Сжато воспроизведя ситуацию «Большой элегии Джону Донну» (поэт и весь мир спят под снегопадом; поэт, пробужденный таинственным посетителем и выслушавший его откровения, вновь погружается в сон) [145] , Самойлов и здесь трансформирует сюжет, персонажей и метафизическую коллизию. Джон Донн Бродского (и сам Бродский) предельно одинок. Услышав чей-то плач, Донн пятикратно вопрошает невидимого («Кто ж там рыдает? Ты ли, ангел мой…», «Не вы ль там, херувимы?», «Не ты ли, Павел?», «Не ты ль, Господь?», «Не ты ли, Гавриил, среди зимы / рыдаешь тут, один, впотьмах с трубою?») и всякий раз ошибается – окликает поэта собственная душа, которая скоро должна его навсегда оставить в заснеженном мире: «Ведь если можно с кем-то жизнь делить, / то кто же с нами нашу смерть разделит?» [146] . Ночной же гость не душа хозяина (и не его двойник [147] ), но лицо абсолютно отдельное, обладающее своим опытом, своей не до конца проговоренной правдой, к которой поэт (и читатель) в какой-то мере приобщаются. Цитируя «Большую элегию…», Самойлов ставит себя (автора), а заодно и читателя, в ту позицию, которую у Бродского занимает Донн.
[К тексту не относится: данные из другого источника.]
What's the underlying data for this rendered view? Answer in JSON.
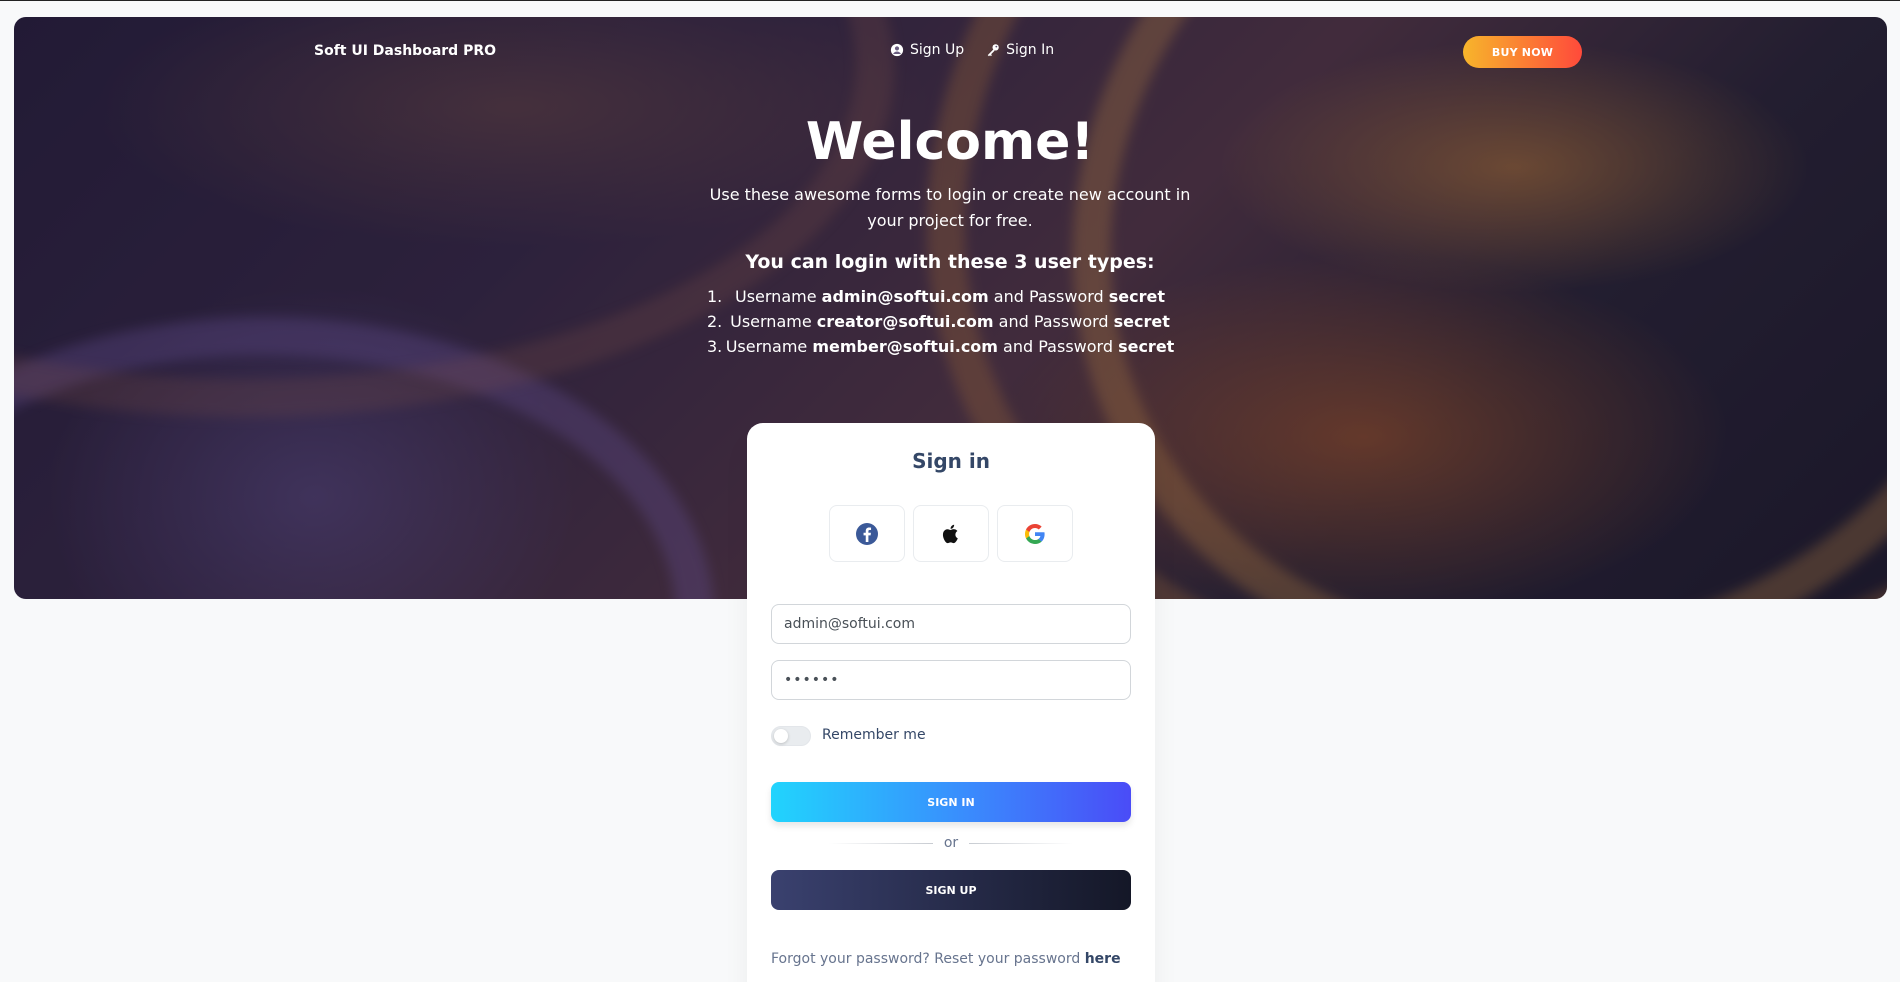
{
  "navbar": {
    "brand": "Soft UI Dashboard PRO",
    "links": [
      {
        "label": "Sign Up",
        "icon": "user-circle-icon"
      },
      {
        "label": "Sign In",
        "icon": "key-icon"
      }
    ],
    "buy_label": "BUY NOW"
  },
  "hero": {
    "title": "Welcome!",
    "subtitle": "Use these awesome forms to login or create new account in your project for free.",
    "heading": "You can login with these 3 user types:",
    "users": [
      {
        "num": "1.",
        "prefix": "Username ",
        "username": "admin@softui.com",
        "mid": " and Password ",
        "password": "secret"
      },
      {
        "num": "2.",
        "prefix": "Username ",
        "username": "creator@softui.com",
        "mid": " and Password ",
        "password": "secret"
      },
      {
        "num": "3.",
        "prefix": "Username ",
        "username": "member@softui.com",
        "mid": " and Password ",
        "password": "secret"
      }
    ]
  },
  "card": {
    "title": "Sign in",
    "social": [
      "facebook-icon",
      "apple-icon",
      "google-icon"
    ],
    "email_value": "admin@softui.com",
    "password_value": "••••••",
    "remember_label": "Remember me",
    "remember_checked": false,
    "signin_label": "SIGN IN",
    "or_label": "or",
    "signup_label": "SIGN UP",
    "forgot_prefix": "Forgot your password? Reset your password ",
    "forgot_link": "here"
  },
  "colors": {
    "accent_gradient": [
      "#21d4fd",
      "#4a4cf7"
    ],
    "buy_gradient": [
      "#f7b52b",
      "#ff4a3b"
    ],
    "dark_gradient": [
      "#3a416f",
      "#141727"
    ]
  }
}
Автор пытается распознать своего гостя, но версии, которые он раз за разом вводит намеками (ср. выше о расхождениях с Ахматовой, Эдгаром По, Блоком и Бродским), оказываются неверными или недостаточными (хотя и не вовсе бессмысленными – память о них сохраняется, наделяя будущую разгадку смысловой открытостью).
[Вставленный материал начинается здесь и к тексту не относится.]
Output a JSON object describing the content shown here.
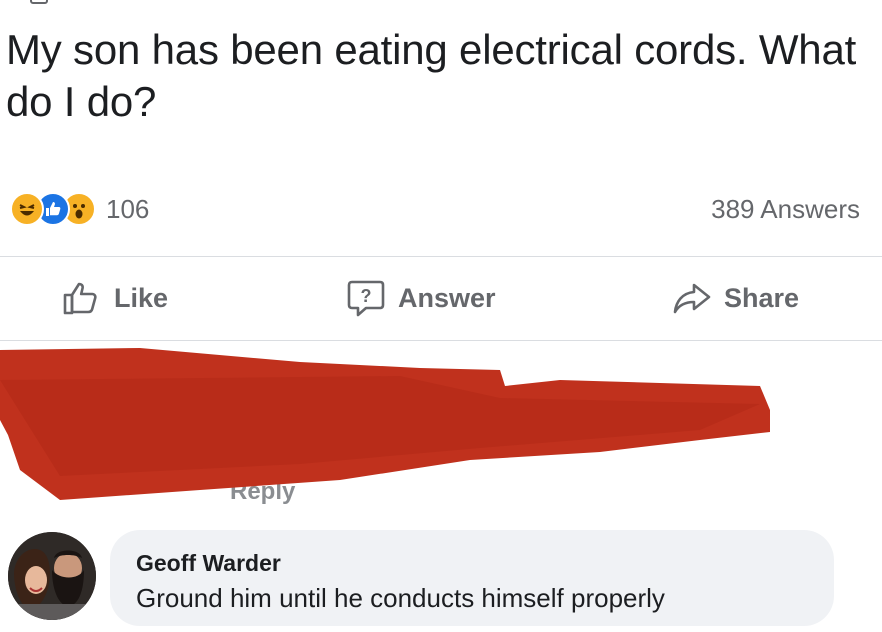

Здесь-то и актуализируется третья причина опоры на стихи Кузмина. Самойлов разглядел в них пушкинские мотивы (скорее всего и отсылку к «Цыганам»:
А законы у нас в остроге
Ах, привольны они и строги:
Кровь за кровь, за любовь любовь.
Мы берем и даем по чести,
Нам не надо кровавой мести:
От зарока развяжет Бог [148] ),
позднее ставшие предметом специальных штудий [149] . Видимо, уже начиная работу над стихотворением, Самойлов хотел рассказать о встрече с Пушкиным, но и чувствовал всю рискованность этого замысла. Колеблющаяся аттестация гостя («похож на Алеко»), поддержанная столь же неопределенным замечанием о прежнем общении («Где-то этого человека / Я встречал, а может быть – нет» – 197) и сейчас допускает разные трактовки – тем более она предполагала разные возможности развития пишущегося текста. Во второй – промежуточной – редакции Самойлов изменил строку о знакомстве («Видел я раза два или три» – 597), то есть резко ослабил «пушкинский» план (ясно, что с погибшим в 1837 году поэтом никто из людей второй половины ХХ века не общался). Самойлов пробует представить гостя.
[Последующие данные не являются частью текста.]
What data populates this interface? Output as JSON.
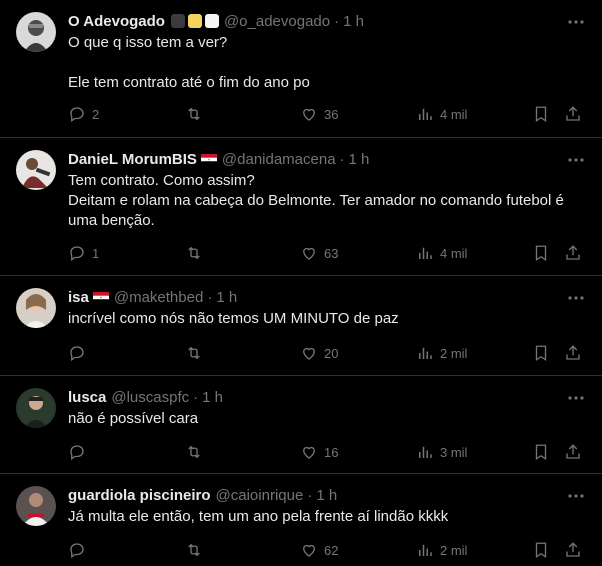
{
  "colors": {
    "background": "#000000",
    "text": "#e7e9ea",
    "muted": "#71767b",
    "divider": "#2f3336"
  },
  "tweets": [
    {
      "name": "O Adevogado",
      "badges": [
        "#3a3a3f",
        "#f4d35e",
        "#f5f5f5"
      ],
      "handle": "@o_adevogado",
      "sep": "·",
      "time": "1 h",
      "text": "O que q isso tem a ver?\n\nEle tem contrato até o fim do ano po",
      "replies": "2",
      "retweets": "",
      "likes": "36",
      "views": "4 mil"
    },
    {
      "name": "DanieL MorumBIS",
      "flag": "egypt-flag",
      "handle": "@danidamacena",
      "sep": "·",
      "time": "1 h",
      "text": "Tem contrato. Como assim?\nDeitam e rolam na cabeça do Belmonte. Ter amador no comando futebol é uma benção.",
      "replies": "1",
      "retweets": "",
      "likes": "63",
      "views": "4 mil"
    },
    {
      "name": "isa",
      "flag": "egypt-flag",
      "handle": "@makethbed",
      "sep": "·",
      "time": "1 h",
      "text": "incrível como nós não temos UM MINUTO de paz",
      "replies": "",
      "retweets": "",
      "likes": "20",
      "views": "2 mil"
    },
    {
      "name": "lusca",
      "handle": "@luscaspfc",
      "sep": "·",
      "time": "1 h",
      "text": "não é possível cara",
      "replies": "",
      "retweets": "",
      "likes": "16",
      "views": "3 mil"
    },
    {
      "name": "guardiola piscineiro",
      "handle": "@caioinrique",
      "sep": "·",
      "time": "1 h",
      "text": "Já multa ele então, tem um ano pela frente aí lindão kkkk",
      "replies": "",
      "retweets": "",
      "likes": "62",
      "views": "2 mil"
    }
  ]
}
[Что-то, видимо, нас связало,
Если из ресторанного зала
Он со скрипкой шагнул ко мне] (597) —
строфа зачеркивается. Во-первых, эта ретроспекция требует более-менее подробного развития, объяснения, где и когда случилась прежняя встреча, что она для поэта значила. Во-вторых, трехстишье слишком тесно связано с «блоковскими» строками «Поэмы без героя», в которых в свою очередь цитируются «В ресторане», где звучит цыганская тема, и «Шаги Командора», уже присутствующие в строящихся стихах Самойлова:
Это он в переполненном зале
Слал ту черную розу в бокале
Или все это было сном?
С мертвым сердцем и мертвым взором
Он ли встретился с Командором
В тот пробравшись проклятый дом? [150]
Новая попытка:
[Я-то думал: все сном объято,
Но увидел лицо Игната.
Что с тобой <нрзб> скрипач?
Ночь. Игнат дрожит, словно зуммер.
– Что – я спрашивал – кто-то умер?
Да, – ответствует мне Игнат.
Да, я понял, в этом покое
<начало следующей строки не записано> что-то такое
И должно было произойти] (597).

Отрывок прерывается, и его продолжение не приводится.